Mehr Sport | Headis-WM FCK in der "Champions League"

René Wegner hat in einem Schwimmbad in Kaiserslautern die Sportart Headis erfunden – Kopfball-Tischtennis. Am Wochenende findet nun die WM in Kaiserslautern statt.

In Sachen Headis ist der 1. FC Kaiserslautern absolut führend. Als erster Fußball-Klub hat er eine eigene Abteilung für diese noch junge Sportart Kopfball-Tischtennis. "Hier ist der FCK nicht nur Bundesliga, sondern Champions League", sagt René Wegner. Er hat diesen Sport erfunden, quasi aus der Not heraus. Im Freibad Waschmühle in Kaiserslautern wollte er mit Freunden Fußball spielen, aber der Platz war schon belegt. Die Tischtennisplatten waren aber noch frei. Und da kam ihm der Gedanke, den Fußball einfach per Kopf über die Tischtennis-Platte zu spielen. Und schon war sie geboren, die Sportart "Headis".
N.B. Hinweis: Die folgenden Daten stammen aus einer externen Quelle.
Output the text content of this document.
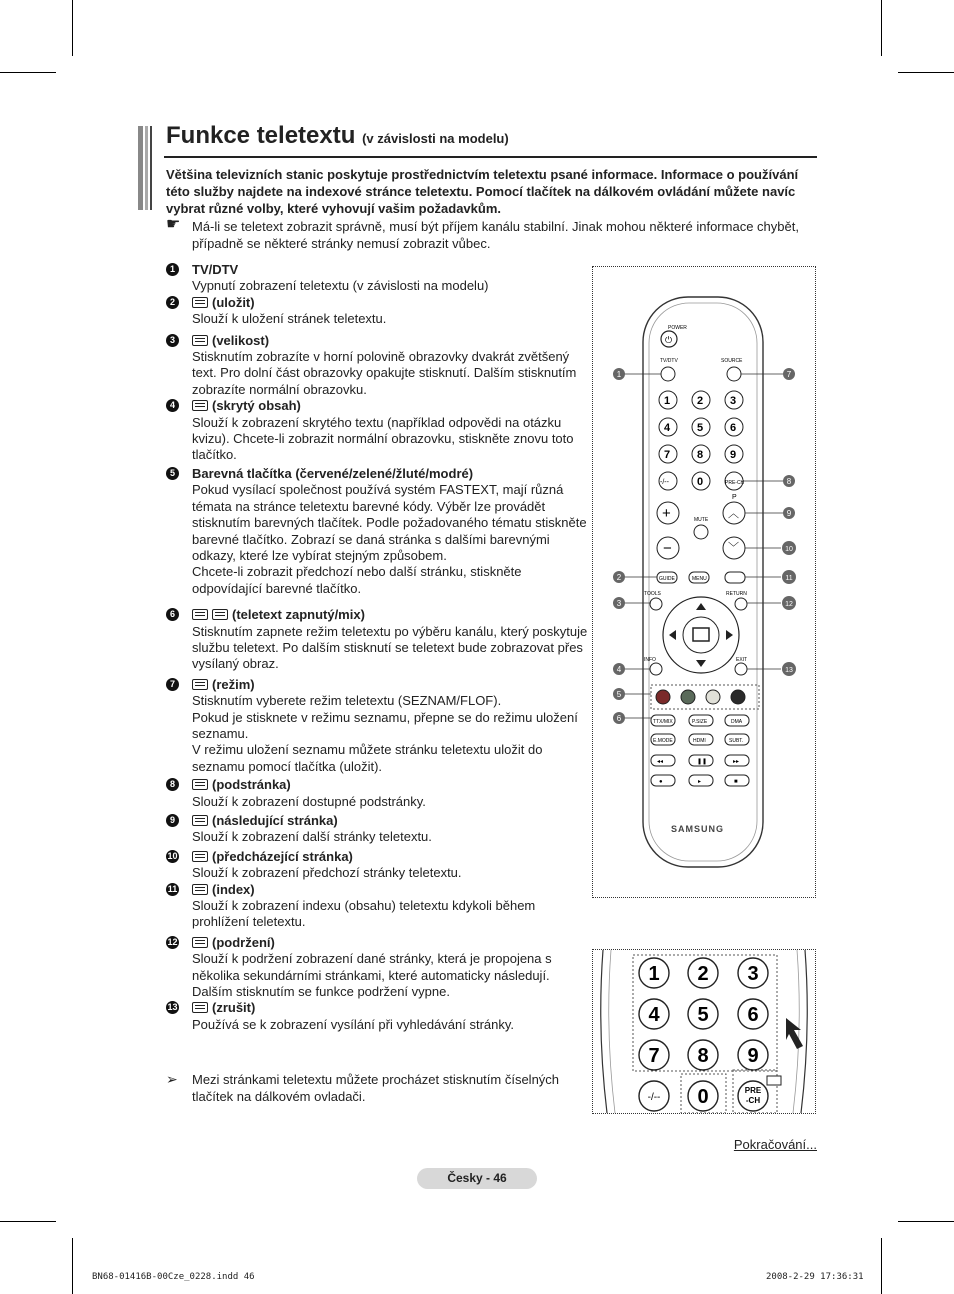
Funkce teletextu (v závislosti na modelu)
Většina televizních stanic poskytuje prostřednictvím teletextu psané informace. Informace o používání této služby najdete na indexové stránce teletextu. Pomocí tlačítek na dálkovém ovládání můžete navíc vybrat různé volby, které vyhovují vašim požadavkům.
☛ Má-li se teletext zobrazit správně, musí být příjem kanálu stabilní. Jinak mohou některé informace chybět, případně se některé stránky nemusí zobrazit vůbec.
1	TV/DTV
Vypnutí zobrazení teletextu (v závislosti na modelu)
2	(uložit)
Slouží k uložení stránek teletextu.
3	(velikost)
Stisknutím zobrazíte v horní polovině obrazovky dvakrát zvětšený text. Pro dolní část obrazovky opakujte stisknutí. Dalším stisknutím zobrazíte normální obrazovku.
4	(skrytý obsah)
Slouží k zobrazení skrytého textu (například odpovědi na otázku kvizu). Chcete-li zobrazit normální obrazovku, stiskněte znovu toto tlačítko.
5	Barevná tlačítka (červené/zelené/žluté/modré)
Pokud vysílací společnost používá systém FASTEXT, mají různá témata na stránce teletextu barevné kódy. Výběr lze provádět stisknutím barevných tlačítek. Podle požadovaného tématu stiskněte barevné tlačítko. Zobrazí se daná stránka s dalšími barevnými odkazy, které lze vybírat stejným způsobem.
Chcete-li zobrazit předchozí nebo další stránku, stiskněte odpovídající barevné tlačítko.
6	(teletext zapnutý/mix)
Stisknutím zapnete režim teletextu po výběru kanálu, který poskytuje službu teletext. Po dalším stisknutí se teletext bude zobrazovat přes vysílaný obraz.
7	(režim)
Stisknutím vyberete režim teletextu (SEZNAM/FLOF).
Pokud je stisknete v režimu seznamu, přepne se do režimu uložení seznamu.
V režimu uložení seznamu můžete stránku teletextu uložit do seznamu pomocí tlačítka (uložit).
8	(podstránka)
Slouží k zobrazení dostupné podstránky.
9	(následující stránka)
Slouží k zobrazení další stránky teletextu.
10	(předcházející stránka)
Slouží k zobrazení předchozí stránky teletextu.
11	(index)
Slouží k zobrazení indexu (obsahu) teletextu kdykoli během prohlížení teletextu.
12	(podržení)
Slouží k podržení zobrazení dané stránky, která je propojena s několika sekundárními stránkami, které automaticky následují. Dalším stisknutím se funkce podržení vypne.
13	(zrušit)
Používá se k zobrazení vysílání při vyhledávání stránky.
➢ Mezi stránkami teletextu můžete procházet stisknutím číselných tlačítek na dálkovém ovladači.
POWER
⏻
TV/DTV	SOURCE
1 2 3
4 5 6
7 8 9
-/--	0	PRE-CH
+
−
MUTE
P
︿
﹀
GUIDE	MENU
TOOLS	RETURN
INFO	EXIT
TTX/MIX	P.SIZE	DMA
E.MODE	HDMI	SUBT.
◂◂	❚❚	▸▸
●	▸	■
SAMSUNG
1
2
3
4
5
6
7
8
9
10
11
12
13
1 2 3
4 5 6
7 8 9
-/-- 0	PRE
-CH
Pokračování...
Česky - 46
BN68-01416B-00Cze_0228.indd 46	2008-2-29 17:36:31
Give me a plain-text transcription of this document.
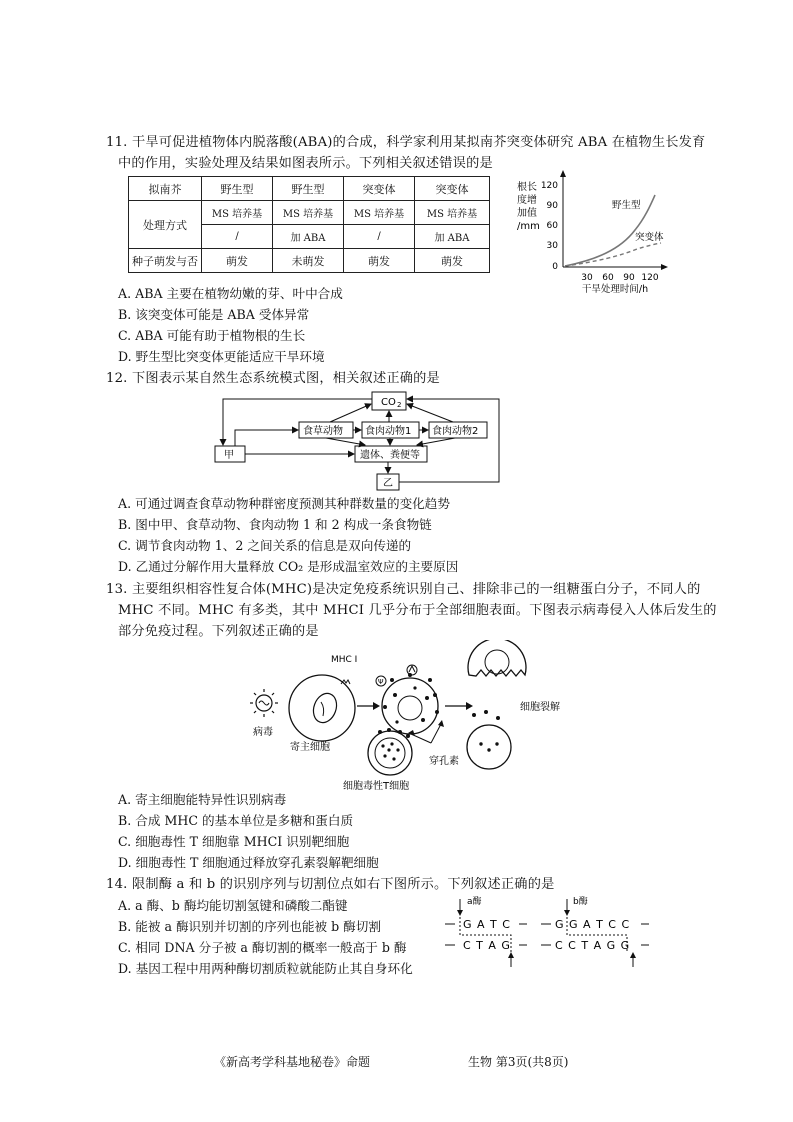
11. 干旱可促进植物体内脱落酸(ABA)的合成，科学家利用某拟南芥突变体研究 ABA 在植物生长发育
中的作用，实验处理及结果如图表所示。下列相关叙述错误的是
拟南芥	野生型	野生型	突变体	突变体
处理方式	MS 培养基	MS 培养基	MS 培养基	MS 培养基
	/	加 ABA	/	加 ABA
种子萌发与否	萌发	未萌发	萌发	萌发
根长
度增
加值
/mm
120
90
60
30
0
30 60 90 120
干旱处理时间/h
野生型
突变体
A. ABA 主要在植物幼嫩的芽、叶中合成
B. 该突变体可能是 ABA 受体异常
C. ABA 可能有助于植物根的生长
D. 野生型比突变体更能适应干旱环境
12. 下图表示某自然生态系统模式图，相关叙述正确的是
CO 2
甲
食草动物 食肉动物1 食肉动物2
遗体、粪便等
乙
A. 可通过调查食草动物种群密度预测其种群数量的变化趋势
B. 图中甲、食草动物、食肉动物 1 和 2 构成一条食物链
C. 调节食肉动物 1、2 之间关系的信息是双向传递的
D. 乙通过分解作用大量释放 CO₂ 是形成温室效应的主要原因
13. 主要组织相容性复合体(MHC)是决定免疫系统识别自己、排除非己的一组糖蛋白分子，不同人的
MHC 不同。MHC 有多类，其中 MHCI 几乎分布于全部细胞表面。下图表示病毒侵入人体后发生的
部分免疫过程。下列叙述正确的是
病毒
寄主细胞
MHC I
Ψ
细胞毒性T细胞
穿孔素
细胞裂解
A. 寄主细胞能特异性识别病毒
B. 合成 MHC 的基本单位是多糖和蛋白质
C. 细胞毒性 T 细胞靠 MHCI 识别靶细胞
D. 细胞毒性 T 细胞通过释放穿孔素裂解靶细胞
14. 限制酶 a 和 b 的识别序列与切割位点如右下图所示。下列叙述正确的是
A. a 酶、b 酶均能切割氢键和磷酸二酯键
B. 能被 a 酶识别并切割的序列也能被 b 酶切割
C. 相同 DNA 分子被 a 酶切割的概率一般高于 b 酶
D. 基因工程中用两种酶切割质粒就能防止其自身环化
a酶
G A T C
C T A G
b酶
G G A T C C
C C T A G G
《新高考学科基地秘卷》命题	生物 第3页(共8页)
Headis: Ein ernsthafter Sport

Schnell hat sich der Sport über die Stadtgrenzen von Kaiserslautern ausgebreitet. Inzwischen ist der Sport international vertreten. Bei der WM am Wochenende kommen Teilnehmer aus 12 Nationen in die Pfalz. Die weiteste Anreise haben Sportler aus Indien. Und die kommen nicht nur so zum Spaß nach Kaiserlautern geflogen. Der Sport wird schon mit gebührendem Ernst betrieben. Spaß und Ernsthaftigkeit schließen sich aber auch nicht aus. "Vor allem wird der Gegner geschätzt und nicht beschimpft wie in vielen anderen Sportarten. Man akzeptiert, dass der Bessere gewinnt und geht fair miteinander um", erklärt Wegner.

Kopfball-Spezialisten

Headis-Spieler sind naturgemäß exzellente Kopfball-Spieler und davon profitieren auch die Fußball-Profis. Kooperationen mit fast allen Bundesligisten von Bayern München und Borussia Dortmund bis Mainz 05 gibt es inzwischen, denn in einer offiziellen Studie wurde sogar nachgewiesen, dass Headis das Kopfballspiel der Profis verbessert.

Dem FCK könnten ein paar Kopfball-Tore in der kommenden Saison sicher auch nicht schaden. Die Spieler könnten von den Headis-Kollegen in Sachen Feingefühl und Präzision per Kopf sicher noch etwas lernen. Vielleicht schaut ja der eine oder andere Profi ja mal bei der Headis-WM vorbei.